A few years later, in third grade, I started getting pulled to AIG courses. T was in AIG too. We started on he same track but they separated us. I was moving faster, I was a good tester. T’s parents didn’t like that, which he told me. My parents didn’t like that T’s parents didn’t like that, which they told me. But most importantly, it seemed like he and I didn’t have anything to talk about anymore.

I was writing poetry. I was pulled from class for two hours each day to learn typing in the computer lab, and I learned typing by writing stories. My parents helped me put the poetry into contests and I won. These were regional contests, my words were read by people I’d never met, people I’d never see. Meanwhile, T didn’t talk to me anymore.

I’ve gotten a few comments from you all on recent posts and I appreciate them. I haven’t responded, though, because I forgot a long time ago how to respond.

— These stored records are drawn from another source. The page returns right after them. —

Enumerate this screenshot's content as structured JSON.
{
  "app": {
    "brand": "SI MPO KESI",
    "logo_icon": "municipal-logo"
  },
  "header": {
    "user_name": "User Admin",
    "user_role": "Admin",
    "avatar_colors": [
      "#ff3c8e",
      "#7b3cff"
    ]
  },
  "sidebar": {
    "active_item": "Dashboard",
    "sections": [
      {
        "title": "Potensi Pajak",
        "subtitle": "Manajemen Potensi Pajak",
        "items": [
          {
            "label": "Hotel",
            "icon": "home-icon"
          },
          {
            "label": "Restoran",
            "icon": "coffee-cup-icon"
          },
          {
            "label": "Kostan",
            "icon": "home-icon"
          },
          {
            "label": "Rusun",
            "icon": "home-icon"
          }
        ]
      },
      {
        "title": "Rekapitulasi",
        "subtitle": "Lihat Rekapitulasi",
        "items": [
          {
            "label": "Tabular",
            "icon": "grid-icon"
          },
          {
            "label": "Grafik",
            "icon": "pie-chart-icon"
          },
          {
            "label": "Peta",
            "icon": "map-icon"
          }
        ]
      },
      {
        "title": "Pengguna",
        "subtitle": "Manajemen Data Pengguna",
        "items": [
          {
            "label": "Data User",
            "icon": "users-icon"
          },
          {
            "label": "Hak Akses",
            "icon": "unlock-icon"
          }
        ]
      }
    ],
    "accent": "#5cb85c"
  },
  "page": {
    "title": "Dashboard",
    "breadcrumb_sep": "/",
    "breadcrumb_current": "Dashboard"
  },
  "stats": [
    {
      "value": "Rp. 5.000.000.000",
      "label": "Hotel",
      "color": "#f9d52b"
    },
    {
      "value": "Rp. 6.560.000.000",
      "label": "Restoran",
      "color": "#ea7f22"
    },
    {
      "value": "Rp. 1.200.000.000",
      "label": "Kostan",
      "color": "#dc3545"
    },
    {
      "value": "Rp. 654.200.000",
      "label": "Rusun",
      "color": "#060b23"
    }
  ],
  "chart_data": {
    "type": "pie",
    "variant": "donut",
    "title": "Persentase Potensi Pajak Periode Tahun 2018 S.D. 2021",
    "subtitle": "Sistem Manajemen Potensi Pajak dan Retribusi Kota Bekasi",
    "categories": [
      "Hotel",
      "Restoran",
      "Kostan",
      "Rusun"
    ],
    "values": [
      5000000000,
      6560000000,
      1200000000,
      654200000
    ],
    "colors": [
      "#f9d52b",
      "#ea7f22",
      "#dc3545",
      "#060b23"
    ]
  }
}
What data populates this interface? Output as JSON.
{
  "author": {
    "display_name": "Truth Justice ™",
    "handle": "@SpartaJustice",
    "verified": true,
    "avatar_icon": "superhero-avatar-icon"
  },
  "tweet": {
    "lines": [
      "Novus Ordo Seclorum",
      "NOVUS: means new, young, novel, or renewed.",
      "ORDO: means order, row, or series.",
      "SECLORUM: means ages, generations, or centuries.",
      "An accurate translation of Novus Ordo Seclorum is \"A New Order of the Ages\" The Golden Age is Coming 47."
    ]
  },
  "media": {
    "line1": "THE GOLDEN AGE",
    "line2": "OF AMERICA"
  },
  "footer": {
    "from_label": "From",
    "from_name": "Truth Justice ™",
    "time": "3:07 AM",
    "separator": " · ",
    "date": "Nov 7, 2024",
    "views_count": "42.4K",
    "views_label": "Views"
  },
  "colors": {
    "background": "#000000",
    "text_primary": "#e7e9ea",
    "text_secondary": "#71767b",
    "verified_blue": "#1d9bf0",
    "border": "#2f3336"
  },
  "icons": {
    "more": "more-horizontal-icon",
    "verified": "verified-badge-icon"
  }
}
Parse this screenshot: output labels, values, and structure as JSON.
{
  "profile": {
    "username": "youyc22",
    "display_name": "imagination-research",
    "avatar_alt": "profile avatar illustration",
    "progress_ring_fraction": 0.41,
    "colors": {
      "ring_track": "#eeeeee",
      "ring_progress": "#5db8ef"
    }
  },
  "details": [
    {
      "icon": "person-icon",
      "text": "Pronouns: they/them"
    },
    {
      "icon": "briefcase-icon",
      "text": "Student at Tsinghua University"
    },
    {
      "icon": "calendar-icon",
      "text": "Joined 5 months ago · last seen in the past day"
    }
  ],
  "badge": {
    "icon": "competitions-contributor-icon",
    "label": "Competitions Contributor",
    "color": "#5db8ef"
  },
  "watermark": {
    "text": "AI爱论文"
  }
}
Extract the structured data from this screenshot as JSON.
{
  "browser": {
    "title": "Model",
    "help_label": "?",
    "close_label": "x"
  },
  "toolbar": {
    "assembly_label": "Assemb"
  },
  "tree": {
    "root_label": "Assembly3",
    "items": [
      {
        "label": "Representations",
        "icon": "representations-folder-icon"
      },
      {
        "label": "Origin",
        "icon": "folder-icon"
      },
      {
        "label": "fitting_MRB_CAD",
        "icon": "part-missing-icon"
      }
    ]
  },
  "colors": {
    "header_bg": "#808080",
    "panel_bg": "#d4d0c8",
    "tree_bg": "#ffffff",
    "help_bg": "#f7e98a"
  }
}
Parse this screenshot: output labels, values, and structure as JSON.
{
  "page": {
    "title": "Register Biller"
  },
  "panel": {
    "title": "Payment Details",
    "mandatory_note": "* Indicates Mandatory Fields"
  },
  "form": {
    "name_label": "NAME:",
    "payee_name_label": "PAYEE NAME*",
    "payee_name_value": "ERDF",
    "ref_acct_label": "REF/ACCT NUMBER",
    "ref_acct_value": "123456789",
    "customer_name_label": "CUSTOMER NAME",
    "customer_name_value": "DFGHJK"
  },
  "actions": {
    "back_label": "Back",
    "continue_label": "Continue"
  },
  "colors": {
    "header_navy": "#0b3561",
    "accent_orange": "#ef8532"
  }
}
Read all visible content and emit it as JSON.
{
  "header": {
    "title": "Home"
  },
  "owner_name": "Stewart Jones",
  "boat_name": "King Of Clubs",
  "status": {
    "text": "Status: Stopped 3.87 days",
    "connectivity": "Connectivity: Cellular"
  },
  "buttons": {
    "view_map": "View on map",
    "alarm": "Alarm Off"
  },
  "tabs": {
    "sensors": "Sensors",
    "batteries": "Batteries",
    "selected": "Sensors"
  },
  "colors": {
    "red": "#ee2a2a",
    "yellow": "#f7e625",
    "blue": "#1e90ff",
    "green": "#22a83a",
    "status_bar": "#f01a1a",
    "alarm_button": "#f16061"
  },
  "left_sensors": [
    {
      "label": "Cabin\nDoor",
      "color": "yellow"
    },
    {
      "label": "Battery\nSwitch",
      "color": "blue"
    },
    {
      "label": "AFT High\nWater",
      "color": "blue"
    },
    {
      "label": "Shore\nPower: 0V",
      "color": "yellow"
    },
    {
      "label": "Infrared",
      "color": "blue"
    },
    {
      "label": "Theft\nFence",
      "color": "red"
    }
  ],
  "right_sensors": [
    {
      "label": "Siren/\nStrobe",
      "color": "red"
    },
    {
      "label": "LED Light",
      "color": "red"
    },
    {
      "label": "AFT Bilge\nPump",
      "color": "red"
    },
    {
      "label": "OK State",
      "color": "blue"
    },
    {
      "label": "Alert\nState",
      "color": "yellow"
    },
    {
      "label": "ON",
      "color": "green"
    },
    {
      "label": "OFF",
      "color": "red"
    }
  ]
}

Currently Reading: Queen, Suzanne Crain Miller

Support Relief for Family Suffering at the Border  – RAICES DONATION CAMPAIGN

great writers are indecent people

they live unfairly

saving the best part for paper.

good human beings save the world

so that bastards like me can keep creating art,

become immortal.

if you read this after I am dead

it means I made it.

Charles Bukowski, The People Look Like Flowers at Last

Coffee Log, Day 149

Hi.

Coffee: India Extra Bold Roast, Cafe Crema

I fished this DVD out of our dry creekbed, ‘8 count abs.’ I threw it in the trash because a fish with a six-pack just ain’t right.

The things we throw away… I’ve wasted lots of things. Some of it was junk, some precious. I’ve got this vivid memory of a high school romance who used to fall asleep on my leg. The show would end, sun came down, she’d still be sleeping and I’d get so antsy – like, if I didn’t move, I’d be watching roots grow out of me – that I’d squirm until she woke up. What a simple moment. The older I get, the more I miss the clean, simple moments.

I met a guy today I’ve heard bad stories about. They call him rough, loud, arrogant, mean, difficult. He was all those things but I think he was mostly trying hard to make up for something. He drove a brand new Acura and was trying to buy a house. He told me his parents had only ever rented.

I had a list of discounts when I got hired that I could opt in to. One was a sizeable credit off my insurance if I declared I wouldn’t be smoking. I didn’t check the box. I’ve only smoked four things in my life, all one-dollar cigarillos, and haven’t had one since winter. I don’t have any plans to smoke again. Still, checking away the freedom to burn something up inside me wasn’t worth the money. I need my lungs to remember what it’s like to tingle.

That last time I smoked, I’d just broken the handle off my favorite blue mug. We sat in the cold, arms on legs on arms, passing the cigarillo, dipping pink ash into the empty, broken blue.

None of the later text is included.